While the adoption of the proposed Brexit transitional period by the EU27 leaders has been met with cautious optimism by business and politicians, the leading association representing the logistics industry in Ireland has expressed concern that the lack of certainty over the Irish border risks the country’s trading relationships, both at home, with the UK and the rest of the EU.
The Freight Transport Association of Ireland (FTAI), which is the most active membership association for the country’s logistics businesses, says that today’s guidelines adopted by the European Council open various avenues for potential customs and regulatory solutions, but anticipate that controls and checks on both sides of the border between the UK and EU will be unavoidable. In addition, FTAI says, the guidelines do not go far enough in providing guarantees to businesses looking for reassurance on future trading arrangements: the outcome could be damaging to deeply integrated supply chains, which often rely on just-in time production processes.

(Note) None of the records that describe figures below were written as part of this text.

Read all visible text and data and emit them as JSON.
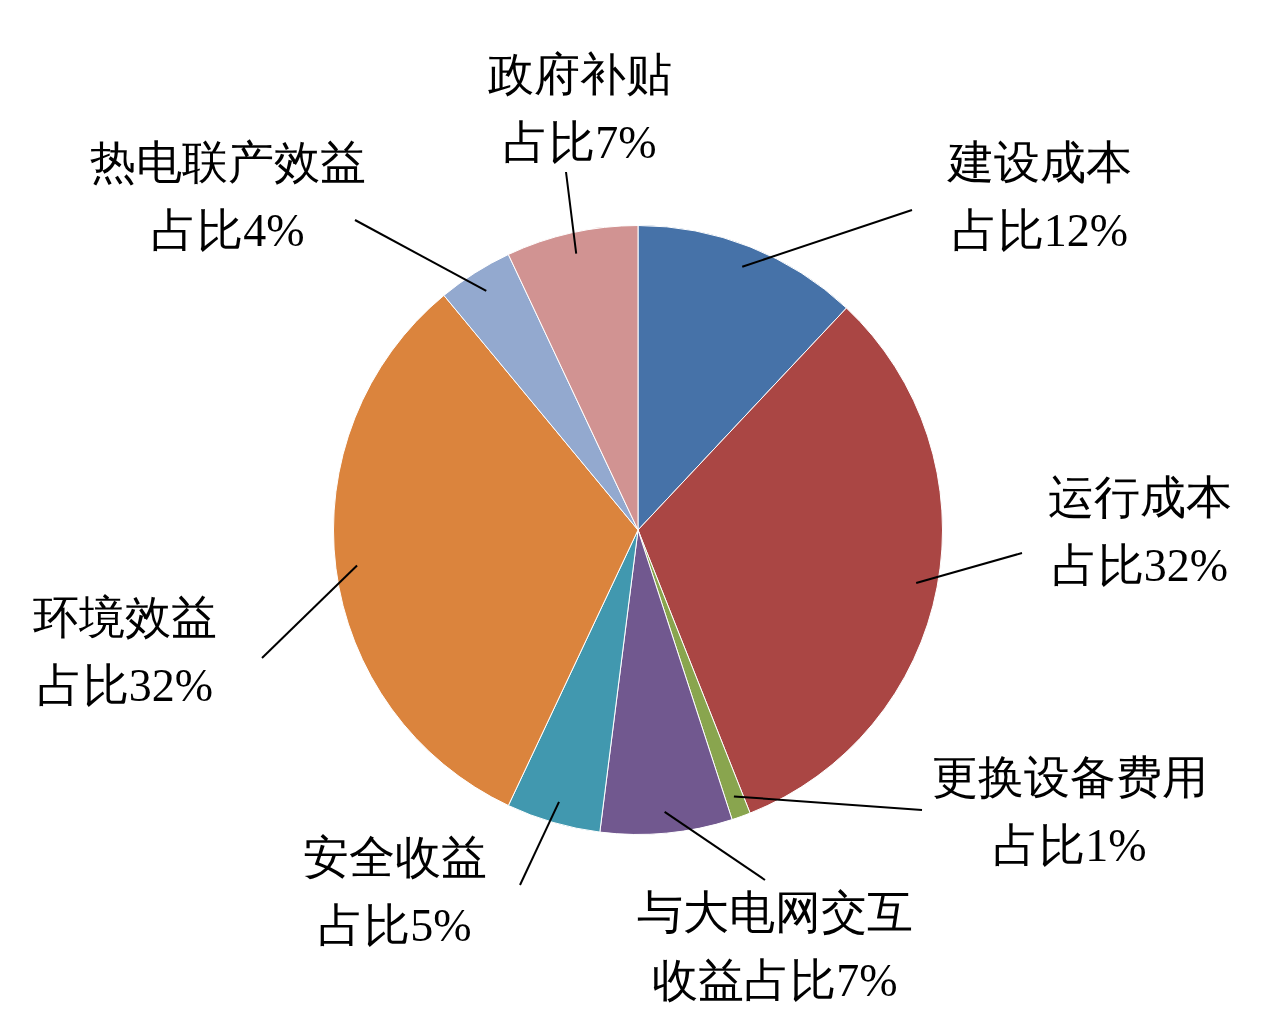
{
  "chart_data": {
    "type": "pie",
    "categories": [
      "建设成本",
      "运行成本",
      "更换设备费用",
      "与大电网交互收益",
      "安全收益",
      "环境效益",
      "热电联产效益",
      "政府补贴"
    ],
    "values": [
      12,
      32,
      1,
      7,
      5,
      32,
      4,
      7
    ],
    "colors": [
      "#4672a8",
      "#aa4644",
      "#89a54e",
      "#71588f",
      "#4198af",
      "#db843d",
      "#93a9cf",
      "#d19392"
    ],
    "value_labels": [
      "占比12%",
      "占比32%",
      "占比1%",
      "占比7%",
      "占比5%",
      "占比32%",
      "占比4%",
      "占比7%"
    ]
  }
}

“Goods moves seamlessly across our borders today,” explains Aidan Flynn, General Manager of FTAI, “with only minimal customs checks and no need for lengthy inspections at the borders that can delay the process. Even a small delay of two additional minutes per truck could result in tailbacks of 29 miles or 47 kilometres at the borders during peak hours, as demonstrated last week in research published by London’s Imperial College. This would create
uncertainty and potential damage to deeply integrated and time sensitive supply chains.
“Throughout the negotiating process to date, FTAI has been very clear on the need to ensure no barriers to trade with the European Union, and this includes checks imposed on trade at the border, as well as non-tariff barriers and red tape for traders and logistics companies alike. Ireland’s supply chain is finely balanced and delays experienced by logistics operators while transiting between countries will increase costs, making goods and services more expensive to the end user. This is something which FTAI has been lobbying hard to avoid.
“The guidelines touch upon potential solutions to reduce frictions at the borders, but also make it clear that checks and controls will be unavoidable; limiting non-tariff barriers is favoured by the proposals, but these also mention cumbersome rules of origins and fall short of giving guarantees to traders. To protect trading relationships and deeply connected supply chains, FTAI is urging both negotiating teams to bear in mind the effect of potential delays on economies on the two sides, and to prioritise the scrapping of potential barriers as negotiations on the future relationship start.
“The Irish border issue is a complex one, with many business relationships dependent on a successful conclusion which keeps delays to a minimum. We are under no illusions that negotiations will be complicated and difficult, and we hope that it sits at the top of the agenda when talks resume next week. The uncertainty which businesses are having to operate, without clear direction on future trading relationships is having a destabilising effect which is, and will, stifle future growth in logistics. Politicians owe it to freight operators across Ireland to prioritise the issue as the talks move forwards: two and half years, the time between now and the end of the transition period, is a tiny period of time in business terms, considering the scale of the challenge.”